Non ci sono missioni secondarie, non ci sono menù da spulciare o mappe da riempire di icone. Esiste solo una linea narrativa che ti afferra alla gola e ti trascina fino ai titoli di coda, senza scusarsi per la sua intensità o per la sua compattezza.
Questa purezza formale suona quasi provocatoria in un mercato che confonde spesso il valore con la quantità. L'avventura dura poche ore, ma sono ore in cui il tempo perde significato, trasformandosi in un tunnel sensoriale da cui non puoi uscire finché non raggiungi l'altra estremità.
La versione Enhanced per PS5 e PS5 Pro rappresenta la forma più compiuta dell'opera di Ninja Theory, non per i contenuti aggiuntivi, ma per la precisione con cui esprime la sua visione: il videogioco come atto emotivo, capace di scavare nella mente del giocatore con l'intensità di un romanzo o di un film.
L'Islanda come protagonista
L'Unreal Engine 5 diventa uno scalpello da scultore, plasmando un'Islanda che respira insieme a Senua. Non si tratta di un semplice fondale scenografico, ma di una vera e propria protagonista, con montagne minacciose, mari inquieti e cieli che mutano seguendo lo stato emotivo della protagonista.
Non è un'immagine "bella" nel senso convenzionale: è vera, viscerale, quasi disturbante nella sua fedeltà. Il realismo non è freddo ma sporco, imperfetto, vivo. Si percepisce nelle imperfezioni della pelle, nella tensione delle mani strette attorno all'elsa di una spada, in ogni roccia e colata lavica catturata dal reale.
La modalità Performance a 60 fotogrammi al secondo trasforma la percezione dell'opera, regalando una fluidità che amplifica il senso di presenza. Su PS5 Pro questa modalità risulta ancora più maestosa: le animazioni più fluide, i movimenti più credibili, le espressioni facciali di una eloquenza impressionante.
Il labirinto sonoro della follia
Se il comparto visivo vi avevamo già detto in passato che rapisce l'occhio, è l'audio il vero conduttore della lucida follia di Senua. Giocare con le cuffie non è un consiglio ma un obbligo morale. Le voci sussurrano alle orecchie, cambiano posizione e intensità, accusano, incoraggiano, confondono in un flusso ininterrotto che non lascia mai solo il giocatore.
Non si tratta di semplice sound design: è un mezzo narrativo, uno strumento di immedesimazione totale che ci ricorda costantemente che la mente di Senua non è un luogo sicuro.
Nella versione Enhanced questo labirinto sonoro appare ancora più stratificato e opprimente, mentre il feedback aptico del DualSense aggiunge un ulteriore livello di immersione.
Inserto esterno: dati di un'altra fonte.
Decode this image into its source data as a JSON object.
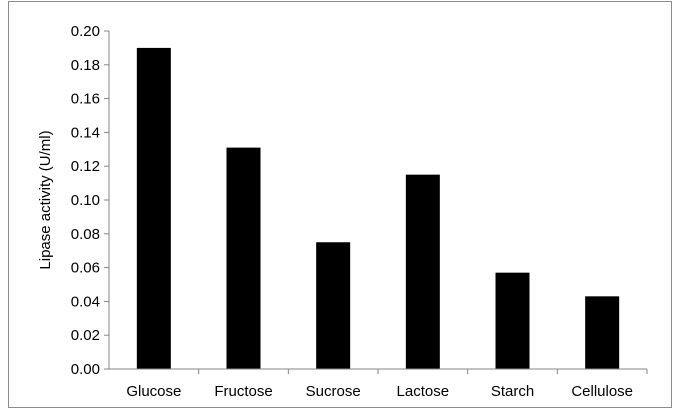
{
  "chart_data": {
    "type": "bar",
    "title": "",
    "xlabel": "",
    "ylabel": "Lipase activity (U/ml)",
    "categories": [
      "Glucose",
      "Fructose",
      "Sucrose",
      "Lactose",
      "Starch",
      "Cellulose"
    ],
    "values": [
      0.19,
      0.131,
      0.075,
      0.115,
      0.057,
      0.043
    ],
    "ylim": [
      0,
      0.2
    ],
    "yticks": [
      "0.00",
      "0.02",
      "0.04",
      "0.06",
      "0.08",
      "0.10",
      "0.12",
      "0.14",
      "0.16",
      "0.18",
      "0.20"
    ],
    "grid": false,
    "legend": "none",
    "bar_color": "#000000",
    "axis_color": "#868686"
  }
}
Melina Juergens conferma la sua straordinaria intensità recitativa, supportata da un motion capture che raggiunge livelli tali da far dimenticare di guardare un personaggio digitale. Ogni micro-espressione diventa un tassello nel mosaico emotivo dell'opera.
Oltre le convenzioni del gameplay
Il gameplay, inteso come lo intende la maggior parte dei giocatori del globo terraqueo, non era un aspetto predominante del primo capitolo e anche in questo seguio rimane funzionale alla narrazione. I combattimenti sono più duelli rituali che scontri strategici, inquadrati con una regi cinematografica che privilegia l'impatto drammatico alla varietà delle meccaniche. È una scelta consapevole che può lasciare insoddisfatti chi cerca complessità, ma coerente con la visione d'insieme fortemente cercata da Ninja Theory.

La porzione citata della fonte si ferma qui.